Di hari ke tiga, Gerakan Mengajar Desa dan Siswa SDN Sambong Aksi Nyata Reboisasi

CIANJUR, PORTALBELANEGARA.COM || Melanjutkan rangkaian pengabdian di Desa Wangunjaya, Kecamatan Campaka, relawan Gerakan Mengajar Desa (GMD) menjadikan hari ketiga sebagai momen edukasi lingkungan yang aplikatif. Dengan tema “Lingkungan”, para relawan mengajak siswa-siswi SDN Sambong melakukan penanaman pohon di area sekolah sebagai respon terhadap isu pemanasan global dan pentingnya reboisasi, Rabu (4/2).
Kegiatan ini bukan sekadar menanam, melainkan simbol kepedulian generasi muda terhadap keberlanjutan alam di tanah kelahiran mereka.
Membangun Kesadaran Ekologis Sejak Dini, Dalam aksi ini, setiap siswa diberikan bibit pohon untuk ditanam secara bersama-sama. Para relawan memberikan penjelasan mengenai peran penting pohon dalam memproduksi oksigen, menjaga kualitas air tanah, dan mencegah erosi di wilayah perbukitan seperti Desa Wangunjaya.
”Kami ingin adik-adik di sini merasa memiliki tanggung jawab terhadap lingkungan mereka. Dengan menanam satu pohon hari ini, mereka sedang berinvestasi untuk udara bersih dan lingkungan yang asri di masa depan,” ungkap Rizieq Alman selaku Mentor Muda.
Meski di bawah terik matahari, semangat para siswa tidak luntur.
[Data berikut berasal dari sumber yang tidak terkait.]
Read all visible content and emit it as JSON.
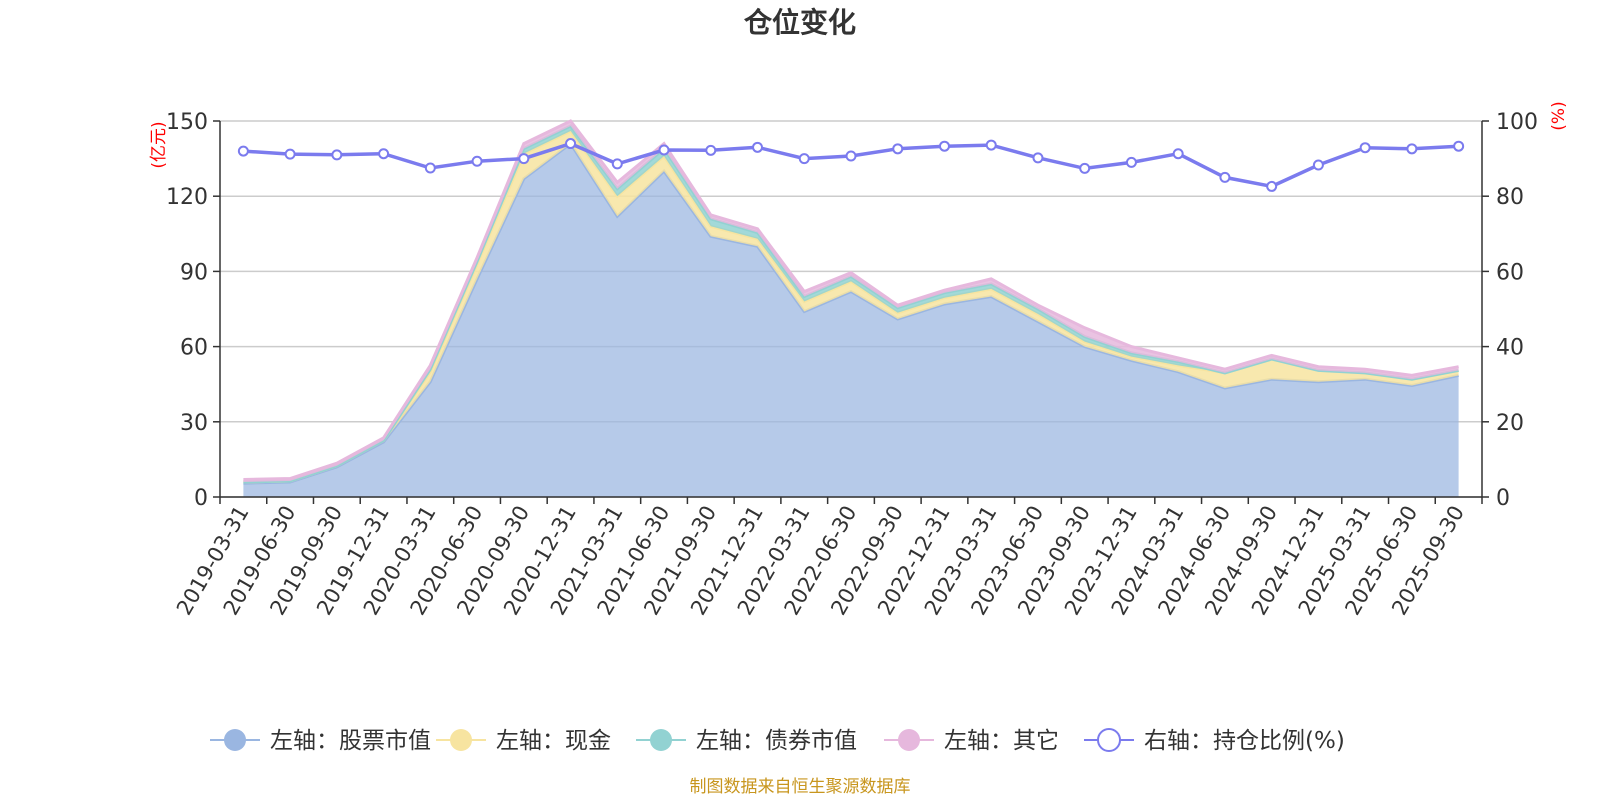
{
  "chart_data": {
    "type": "area",
    "title": "仓位变化",
    "source": "制图数据来自恒生聚源数据库",
    "y_left_unit": "(亿元)",
    "y_right_unit": "(%)",
    "y_left_ticks": [
      "0",
      "30",
      "60",
      "90",
      "120",
      "150"
    ],
    "y_right_ticks": [
      "0",
      "20",
      "40",
      "60",
      "80",
      "100"
    ],
    "ylim_left": [
      0,
      150
    ],
    "ylim_right": [
      0,
      100
    ],
    "grid": true,
    "legend_position": "bottom",
    "categories": [
      "2019-03-31",
      "2019-06-30",
      "2019-09-30",
      "2019-12-31",
      "2020-03-31",
      "2020-06-30",
      "2020-09-30",
      "2020-12-31",
      "2021-03-31",
      "2021-06-30",
      "2021-09-30",
      "2021-12-31",
      "2022-03-31",
      "2022-06-30",
      "2022-09-30",
      "2022-12-31",
      "2023-03-31",
      "2023-06-30",
      "2023-09-30",
      "2023-12-31",
      "2024-03-31",
      "2024-06-30",
      "2024-09-30",
      "2024-12-31",
      "2025-03-31",
      "2025-06-30",
      "2025-09-30"
    ],
    "stacked_series": [
      {
        "name": "左轴：股票市值",
        "axis": "left",
        "color": "#9ab6e1",
        "values": [
          5.5,
          6.0,
          12.0,
          22.0,
          46.0,
          87.0,
          127.0,
          141.0,
          112.0,
          130.0,
          104.0,
          100.0,
          74.0,
          82.0,
          71.0,
          77.0,
          80.0,
          70.0,
          60.0,
          54.5,
          50.0,
          43.5,
          47.0,
          46.0,
          47.0,
          44.5,
          48.5
        ]
      },
      {
        "name": "左轴：现金",
        "axis": "left",
        "color": "#f7e4a0",
        "values": [
          0.5,
          0.4,
          0.5,
          0.6,
          4.0,
          6.0,
          10.0,
          5.0,
          8.0,
          6.0,
          4.0,
          3.0,
          4.0,
          4.0,
          2.5,
          2.5,
          3.0,
          3.0,
          2.0,
          1.5,
          2.5,
          6.0,
          8.0,
          4.5,
          2.5,
          2.5,
          2.0
        ]
      },
      {
        "name": "左轴：债券市值",
        "axis": "left",
        "color": "#92d2d2",
        "values": [
          0,
          0,
          0,
          0,
          1.0,
          1.0,
          2.0,
          2.0,
          3.0,
          3.0,
          3.0,
          2.5,
          2.0,
          2.0,
          2.0,
          2.0,
          2.0,
          2.0,
          2.0,
          1.5,
          1.5,
          0,
          0,
          0,
          0,
          0,
          0
        ]
      },
      {
        "name": "左轴：其它",
        "axis": "left",
        "color": "#e6b8dd",
        "values": [
          1.0,
          1.0,
          1.0,
          1.0,
          1.5,
          1.5,
          2.0,
          2.0,
          2.5,
          2.0,
          1.5,
          1.5,
          2.0,
          1.5,
          1.0,
          1.0,
          2.0,
          1.5,
          3.5,
          2.5,
          1.5,
          1.5,
          1.5,
          1.5,
          1.5,
          1.5,
          1.5
        ]
      }
    ],
    "line_series": {
      "name": "右轴：持仓比例(%)",
      "axis": "right",
      "color": "#7b7bee",
      "values": [
        92.0,
        91.2,
        91.0,
        91.3,
        87.5,
        89.3,
        90.0,
        94.0,
        88.6,
        92.3,
        92.2,
        93.0,
        90.0,
        90.7,
        92.6,
        93.3,
        93.6,
        90.2,
        87.4,
        89.0,
        91.3,
        85.0,
        82.6,
        88.3,
        92.9,
        92.6,
        93.3
      ]
    }
  }
}
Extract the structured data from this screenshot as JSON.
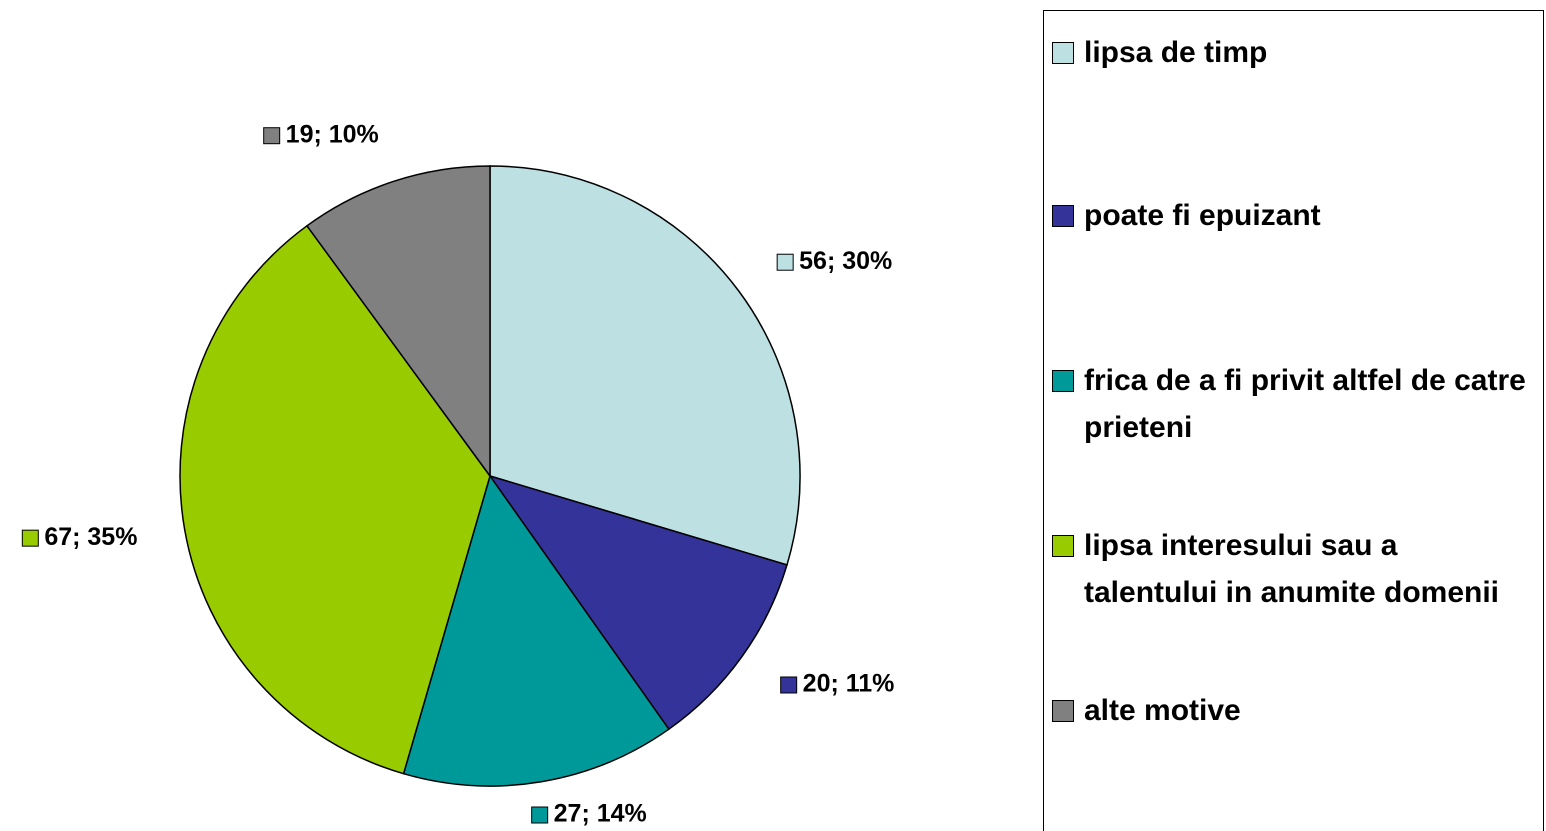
{
  "chart_data": {
    "type": "pie",
    "categories": [
      "lipsa de timp",
      "poate fi epuizant",
      "frica de a fi privit altfel de catre prieteni",
      "lipsa interesului sau a talentului in anumite domenii",
      "alte motive"
    ],
    "values": [
      56,
      20,
      27,
      67,
      19
    ],
    "value_labels": [
      "56; 30%",
      "20; 11%",
      "27; 14%",
      "67; 35%",
      "19; 10%"
    ],
    "colors": [
      "#bde0e3",
      "#333399",
      "#009999",
      "#99cc00",
      "#808080"
    ],
    "legend": "right"
  }
}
Dengan mengenakan pakaian olahraga, mereka tampak antusias menggali tanah dan menaruh bibit pohon dengan tangan sendiri.
Beberapa poin utama dari kegiatan hari ini meliputi :
Edukasi Reboisasi : Penjelasan sederhana mengenai dampak penggundulan hutan dan manfaat penghijauan kembali.
Praktik Menanam: Siswa belajar teknik menanam yang benar agar bibit dapat tumbuh dengan optimal.
Komitmen Merawat : Setiap siswa diajak untuk menjaga dan menyiram pohon yang telah mereka tanam sebagai bentuk tanggung jawab berkelanjutan.